The trip began a decade-long project to study the coral reef in the lagoon, which is located off the island of Ofu. The Palumbi lab monitored and mapped the corals.

"We followed a hundred corals every month for the last 10 years," Palumbi told EHN. "We could sit around in our lab in California and talk about individual corals."

But in 2015 and again in 2016, El Niño heated up oceans far and wide—the phenomenon spanned from South America to the middle of the South Pacific Ocean, where the smattering of islands and atolls that make up American Samoa are located. Warm temperatures wreak havoc on corals—and can eventually destroy entire reefs.

Time series for a coral in Samoa bleaching then recovering. (Credit: Megan Morikawa)

While Acropora hyacinthus recovered from El Niño in 2015, a second episode proved too much. This time, 85 percent of the colonies had been wiped out.

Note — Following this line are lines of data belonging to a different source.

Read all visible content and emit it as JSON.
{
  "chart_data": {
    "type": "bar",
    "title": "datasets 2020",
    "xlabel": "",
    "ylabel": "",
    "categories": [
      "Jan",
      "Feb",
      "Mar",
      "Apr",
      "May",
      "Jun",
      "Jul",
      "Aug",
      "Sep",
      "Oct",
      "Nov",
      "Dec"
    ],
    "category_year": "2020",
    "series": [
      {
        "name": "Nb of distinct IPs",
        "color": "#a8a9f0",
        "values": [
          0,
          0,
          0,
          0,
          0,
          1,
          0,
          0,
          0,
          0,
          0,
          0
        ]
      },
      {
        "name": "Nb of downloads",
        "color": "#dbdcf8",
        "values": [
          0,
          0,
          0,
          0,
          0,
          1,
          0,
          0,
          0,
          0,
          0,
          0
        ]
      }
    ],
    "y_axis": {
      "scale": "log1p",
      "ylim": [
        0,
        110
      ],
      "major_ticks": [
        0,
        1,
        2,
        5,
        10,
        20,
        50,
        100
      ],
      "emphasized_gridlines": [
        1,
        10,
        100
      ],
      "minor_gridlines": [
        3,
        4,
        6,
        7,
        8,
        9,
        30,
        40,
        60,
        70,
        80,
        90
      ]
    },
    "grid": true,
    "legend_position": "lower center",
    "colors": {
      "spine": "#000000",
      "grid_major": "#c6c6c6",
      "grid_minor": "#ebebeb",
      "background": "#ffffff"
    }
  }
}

"One of my favorite corals, AH-93, grew up to be about a meter across and then died," Palumbi said. "I have this very sad picture of AH-93, totally stark white dead. It's like, wow, a friend is gone."

But in the wake of this disturbance, Palumbi and a group of scientists are learning valuable details about how coral reefs cope with rising temperatures from natural events like El Niño, which are predicted to intensify with global climate change. Recent work from the lagoon shows that corals—across species and among individuals within a species—can react to heated waters very differently. As reefs deteriorate across the world, biologists hope to find reliable ways to handpick hardy individuals to replant in destroyed reefs, which could help brace corals for climate change.